Mas simplesmente entregá-la à CML tinha um problema: a dívida, resultante de décadas de prejuízos acumulados a disponibilizar aos lisboetas transportes a preço abaixo do custo real, de 700 milhões de euros, que não só constituiria um encargo pesadíssimo, como um bloqueio à capacidade de a empresa se endividar ainda mais para investir a melhorar o serviço aos utentes e fazer uns floreados que ficam bem em ano de eleições, coisas como renovar a frota com autocarros eléctricos ou reforçar carreiras para os utentes não se chatearem por ter de esperar tanto pelo autocarro. Vai daí, o António Costa, que se fosse advogado de divórcios conseguiria aos seus clientes divórcios daqueles em que o marido fica com a casa e a mulher com a dívida ao banco, assumiu a dívida da Carris para oferecer à CML uma empresa sem encargos de dívida e com a possibilidade de começar de novo a endividar-se a partir do zero, ser muito mais perdulária, e fazer um figurão nos primeiros anos de gestão camarária. E, digo eu, os lisboetas que não se assustem com a responsabilidade, porque a Carris vai continuar a gastar mais do que consegue cobrar, e vai voltar a recorrer à dívida, mas, um dia, quando a nova dívida se tornar impagável, outro governo socialista tratará de a assumir, como este fez a esta. A dádiva foi tão generosa que o próprio António Costa confessou que tinha inveja por não ser ele o presidente da CML a recebê-la para fazer floreados com ela, mas desejou-lhe felicidades, o que mostra que não é homem de rancores.
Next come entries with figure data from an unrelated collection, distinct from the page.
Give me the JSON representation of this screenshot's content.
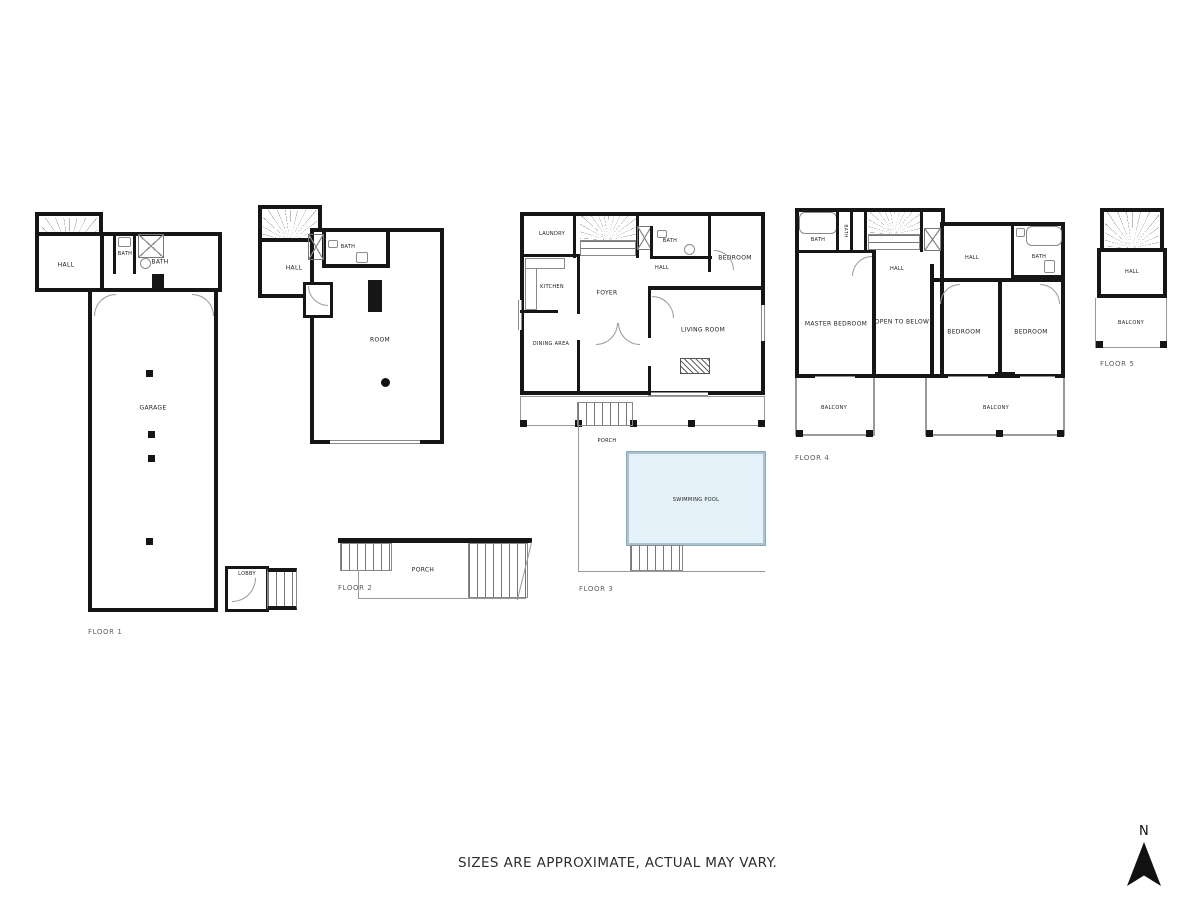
{
  "disclaimer": "SIZES ARE APPROXIMATE, ACTUAL MAY VARY.",
  "compass_label": "N",
  "floor1": {
    "name": "FLOOR 1",
    "hall": "HALL",
    "bath_small": "BATH",
    "bath": "BATH",
    "garage": "GARAGE",
    "lobby": "LOBBY"
  },
  "floor2": {
    "name": "FLOOR 2",
    "hall": "HALL",
    "bath": "BATH",
    "room": "ROOM",
    "porch": "PORCH"
  },
  "floor3": {
    "name": "FLOOR 3",
    "laundry": "LAUNDRY",
    "kitchen": "KITCHEN",
    "dining_area": "DINING AREA",
    "foyer": "FOYER",
    "hall": "HALL",
    "bath": "BATH",
    "bedroom": "BEDROOM",
    "living_room": "LIVING ROOM",
    "porch": "PORCH",
    "swimming_pool": "SWIMMING POOL"
  },
  "floor4": {
    "name": "FLOOR 4",
    "bath_left": "BATH",
    "bath_closet": "BATH",
    "hall_left": "HALL",
    "hall_right": "HALL",
    "bath_right": "BATH",
    "master_bedroom": "MASTER BEDROOM",
    "open_to_below": "OPEN TO BELOW",
    "bedroom_mid": "BEDROOM",
    "bedroom_right": "BEDROOM",
    "balcony_left": "BALCONY",
    "balcony_right": "BALCONY"
  },
  "floor5": {
    "name": "FLOOR 5",
    "hall": "HALL",
    "balcony": "BALCONY"
  },
  "colors": {
    "wall": "#161616",
    "pool_fill": "#e4f1f9",
    "line": "#9a9a9a"
  }
}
Quem diz o António Costa assumiu quer de facto dizer o António Costa transferiu para todos os contribuintes o encargo da dívida.
E assim chegámos ao socialismo do século XXI. Em vez de deixar aos lisboetas, que são os munícipes mais ricos do país, a dívida de 700 milhões de euros que foi acumulada para lhes oferecer transportes públicos a preço abaixo do custo, e que já ia em 1.400 euros por lisboeta, distribui-a por todos os contribuintes, mesmo os mais pobres a quem não são oferecidos transportes públicos nenhuns, mesmo os de Cinfães, numa razão de 70 euros por português, ou 280 euros para um agregado familiar de quatro pessoas.
Pelo que chegamos ao que queriamos provar: tirar dinheiro aos pobres de Cinfães para dar transportes públicos baratos aos ricos de Lisboa, como fazem em Portugal os socialistas do século XXI, é um grande avanço em termos de justiça social e combate às desigualdades comparativamente com tirar a todos para dar apenas aos governantes e generais e respectivas famílias, como fizeram no século XX, e continuam a fazer no XXI, os socialistas de todo o mundo.